The amount of tax you need to pay on your cryptocurrency holdings depends on which tax you are liable to pay, how much profit you have made, and which tax band you fall under.
Example - Capital Gains Tax on cryptocurrency
Applicable if your cryptocurrency gains have exceeded the annual tax-free allowance of £6,000. You will be liable to pay CGT at the following rates:
|Basic Rate CGT (annual income between £12,571 - £50,270)||Higher Rate CGT (annual income between £50,271 - £150,000)|
Example: You are subject to CGT. You are a basic rate taxpayer. You purchase bitcoin for £10,000 and sell it at a later date for £25,000 (amounting to £15,000 in gains). You have made gains of £9,000 above the annual tax-free allowance. You will need to pay 10% CGT on this amount. Therefore, you must pay £900 in CGT on your profits in bitcoin.
Example - Income Tax on cryptocurrency
Applicable if your cryptocurrency gains have exceeded the annual tax-free allowance of £12,570. You will be liable to pay income tax at the following rates:
|Basic Rate income tax (annual income between £12,571 - £50,270)||Higher Rate income tax (annual income between £50,271 - £150,000)||Additional Rate income tax (annual income over £150,000)|
Example: You are subject to income tax. You are a higher rate taxpayer. You purchase bitcoin for £10,000 and sell it at a later date for £30,000 (amounting to £20,000 in gains). You have made gains of £7,430 above the annual tax-free allowance. You will need to pay 40% income tax on this profit. Therefore, you must pay £2,972 in income tax on your profits from bitcoin.
How to pay tax on cryptocurrency
You need to provide a self-assessed tax return and declare any taxable profits you have made from cryptocurrency to HMRC. You will have to pay a penalty fee if you do not declare your taxable gains or pay the required tax by the annual deadline.
For the 2023/24 tax year, the deadline is 31 January 2025. However, if you have never submitted a self-assessed tax return before, you must have registered for self-assessment by 5 October 2024 - you do this on the GOV.UK website. You have until 31 January 2025 to pay the tax you owe to HMRC for any taxable profits. There are several ways to do so, including through online banking or cheque. The amount will usually be taken via your chosen method within 5 working days.
If you have not registered for the current tax year by 5 October, you should still register as soon as possible, but you may be liable to a penalty charge of £100 if your tax return is up to 3 months late, and even more if your tax bill is actually paid late. Interest is also charged on late payments. The GOV.UK website has a calculator which can help you to estimate the penalty you may face for a late tax return or payment.
Any eligible gains made in the current tax year (6 April 2023 to 5 April 2024) will need to be paid to HMRC by 31 January 2025. You can follow the same process to register for a self-assessment tax return on the GOV.UK website if you have never submitted one before.
Further reading on cryptocurrency
If you need to brush up on your understanding of the crypto industry, head over to our beginner’s guide to investing in bitcoin and cryptocurrency, or check out our explainer on what bitcoin is and how it works.

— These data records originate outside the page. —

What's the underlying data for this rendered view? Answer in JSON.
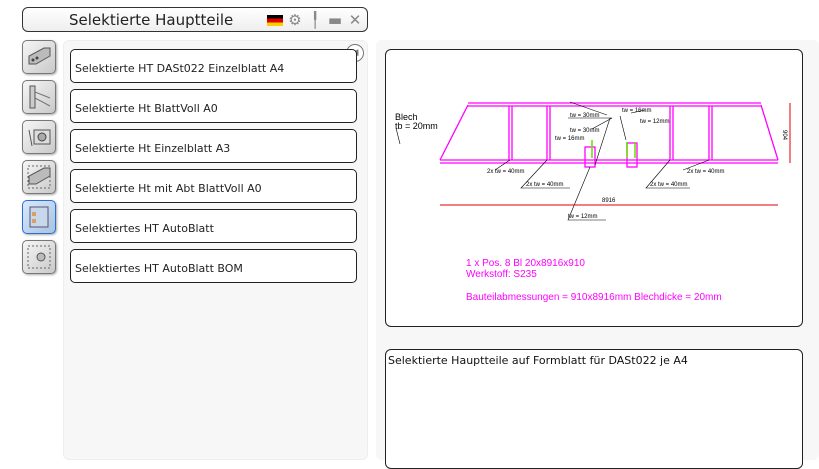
{
  "window": {
    "title": "Selektierte Hauptteile",
    "icons": [
      "german-flag-icon",
      "gear-icon",
      "pin-icon",
      "minimize-icon",
      "close-icon"
    ]
  },
  "sidebar": {
    "active_index": 4,
    "icons": [
      "box-beam-icon",
      "frame-icon",
      "camera-part-icon",
      "box-beam-dashed-icon",
      "plate-selected-icon",
      "camera-dashed-icon"
    ]
  },
  "templates": {
    "items": [
      {
        "label": "Selektierte HT DASt022 Einzelblatt A4"
      },
      {
        "label": "Selektierte Ht BlattVoll A0"
      },
      {
        "label": "Selektierte Ht Einzelblatt A3"
      },
      {
        "label": "Selektierte Ht mit Abt BlattVoll A0"
      },
      {
        "label": "Selektiertes HT AutoBlatt"
      },
      {
        "label": "Selektiertes HT AutoBlatt BOM"
      }
    ]
  },
  "preview": {
    "labels": {
      "blech": "Blech",
      "tb": "tb = 20mm",
      "tw30a": "tw = 30mm",
      "tw30b": "tw = 30mm",
      "tw16a": "tw = 16mm",
      "tw16b": "tw = 16mm",
      "tw12a": "tw = 12mm",
      "tw12b": "tw = 12mm",
      "w40a": "2x tw = 40mm",
      "w40b": "2x tw = 40mm",
      "w40c": "2x tw = 40mm",
      "w40d": "2x tw = 40mm",
      "length": "8916",
      "height": "904"
    },
    "line1": "1 x Pos. 8 Bl 20x8916x910",
    "line2": "Werkstoff: S235",
    "line3": "Bauteilabmessungen = 910x8916mm Blechdicke = 20mm",
    "colors": {
      "part": "#ff00ff",
      "weld": "#66dd00",
      "dimension": "#dd0000"
    }
  },
  "description": "Selektierte Hauptteile auf Formblatt für DASt022 je A4"
}
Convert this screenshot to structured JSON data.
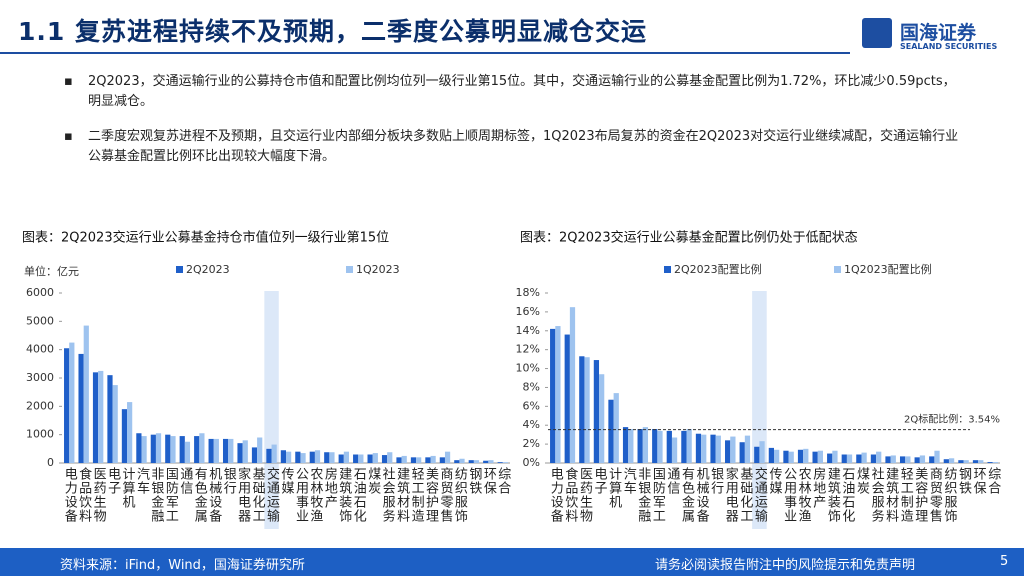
{
  "header": {
    "title": "1.1 复苏进程持续不及预期，二季度公募明显减仓交运",
    "logo": "国海证券",
    "logo_sub": "SEALAND SECURITIES"
  },
  "bullets": [
    "2Q2023，交通运输行业的公募持仓市值和配置比例均位列一级行业第15位。其中，交通运输行业的公募基金配置比例为1.72%，环比减少0.59pcts，明显减仓。",
    "二季度宏观复苏进程不及预期，且交运行业内部细分板块多数贴上顺周期标签，1Q2023布局复苏的资金在2Q2023对交运行业继续减配，交通运输行业公募基金配置比例环比出现较大幅度下滑。"
  ],
  "footer": {
    "source": "资料来源：iFind，Wind，国海证券研究所",
    "disclaimer": "请务必阅读报告附注中的风险提示和免责声明",
    "page": "5"
  },
  "chart_data": [
    {
      "type": "bar",
      "title": "图表：2Q2023交运行业公募基金持仓市值位列一级行业第15位",
      "y_label": "单位：亿元",
      "categories": [
        "电力设备",
        "食品饮料",
        "医药生物",
        "电子",
        "计算机",
        "汽车",
        "非银金融",
        "国防军工",
        "通信",
        "有色金属",
        "机械设备",
        "银行",
        "家用电器",
        "基础化工",
        "交通运输",
        "传媒",
        "公用事业",
        "农林牧渔",
        "房地产",
        "建筑装饰",
        "石油石化",
        "煤炭",
        "社会服务",
        "建筑材料",
        "轻工制造",
        "美容护理",
        "商贸零售",
        "纺织服饰",
        "钢铁",
        "环保",
        "综合"
      ],
      "series": [
        {
          "name": "2Q2023",
          "color": "#1f5fc9",
          "values": [
            4050,
            3850,
            3200,
            3100,
            1900,
            1050,
            1000,
            1000,
            950,
            950,
            850,
            850,
            700,
            550,
            500,
            450,
            400,
            400,
            380,
            300,
            300,
            300,
            280,
            200,
            200,
            200,
            200,
            100,
            100,
            80,
            30
          ]
        },
        {
          "name": "1Q2023",
          "color": "#9ec3ef",
          "values": [
            4250,
            4850,
            3250,
            2750,
            2150,
            950,
            1050,
            950,
            750,
            1050,
            850,
            850,
            800,
            900,
            650,
            400,
            350,
            450,
            380,
            400,
            300,
            350,
            380,
            250,
            200,
            250,
            400,
            150,
            100,
            100,
            30
          ]
        }
      ],
      "ylim": [
        0,
        6000
      ],
      "yticks": [
        0,
        1000,
        2000,
        3000,
        4000,
        5000,
        6000
      ],
      "highlight": 14,
      "highlight_color": "#dce8f8"
    },
    {
      "type": "bar",
      "title": "图表：2Q2023交运行业公募基金配置比例仍处于低配状态",
      "categories": [
        "电力设备",
        "食品饮料",
        "医药生物",
        "电子",
        "计算机",
        "汽车",
        "非银金融",
        "国防军工",
        "通信",
        "有色金属",
        "机械设备",
        "银行",
        "家用电器",
        "基础化工",
        "交通运输",
        "传媒",
        "公用事业",
        "农林牧渔",
        "房地产",
        "建筑装饰",
        "石油石化",
        "煤炭",
        "社会服务",
        "建筑材料",
        "轻工制造",
        "美容护理",
        "商贸零售",
        "纺织服饰",
        "钢铁",
        "环保",
        "综合"
      ],
      "series": [
        {
          "name": "2Q2023配置比例",
          "color": "#1f5fc9",
          "values": [
            14.2,
            13.6,
            11.3,
            10.9,
            6.7,
            3.8,
            3.6,
            3.6,
            3.4,
            3.4,
            3.1,
            3.0,
            2.4,
            2.2,
            1.72,
            1.6,
            1.3,
            1.4,
            1.2,
            1.0,
            0.9,
            0.9,
            0.9,
            0.7,
            0.7,
            0.6,
            0.7,
            0.4,
            0.3,
            0.3,
            0.1
          ]
        },
        {
          "name": "1Q2023配置比例",
          "color": "#9ec3ef",
          "values": [
            14.5,
            16.5,
            11.2,
            9.4,
            7.4,
            3.6,
            3.8,
            3.4,
            2.7,
            3.6,
            3.0,
            2.9,
            2.8,
            2.9,
            2.31,
            1.4,
            1.2,
            1.5,
            1.3,
            1.3,
            0.9,
            1.1,
            1.2,
            0.8,
            0.7,
            0.8,
            1.3,
            0.5,
            0.3,
            0.3,
            0.1
          ]
        }
      ],
      "ylim": [
        0,
        18
      ],
      "yticks": [
        {
          "value": 0,
          "label": "0%"
        },
        {
          "value": 2,
          "label": "2%"
        },
        {
          "value": 4,
          "label": "4%"
        },
        {
          "value": 6,
          "label": "6%"
        },
        {
          "value": 8,
          "label": "8%"
        },
        {
          "value": 10,
          "label": "10%"
        },
        {
          "value": 12,
          "label": "12%"
        },
        {
          "value": 14,
          "label": "14%"
        },
        {
          "value": 16,
          "label": "16%"
        },
        {
          "value": 18,
          "label": "18%"
        }
      ],
      "annotations": [
        {
          "value": 3.54,
          "label": "2Q标配比例：3.54%"
        }
      ],
      "highlight": 14,
      "highlight_color": "#dce8f8"
    }
  ]
}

You can also browse our list of the best cryptocurrency exchange platforms in the UK, and our breakdown on how - and to what extent - cryptocurrency is regulated in the UK.
Finally, the Financial Conduct Authority (FCA) does not regulate most cryptoassets meaning investors are not protected by the Financial Services Compensation Scheme (FSCS), a scheme that protects up to £85,000 (£170,000 for joint accounts) if a financial firm fails. Cryptocurrency can be an extremely volatile investment and so is more suited to a sophisticated investor that is comfortable with getting less back than they put in.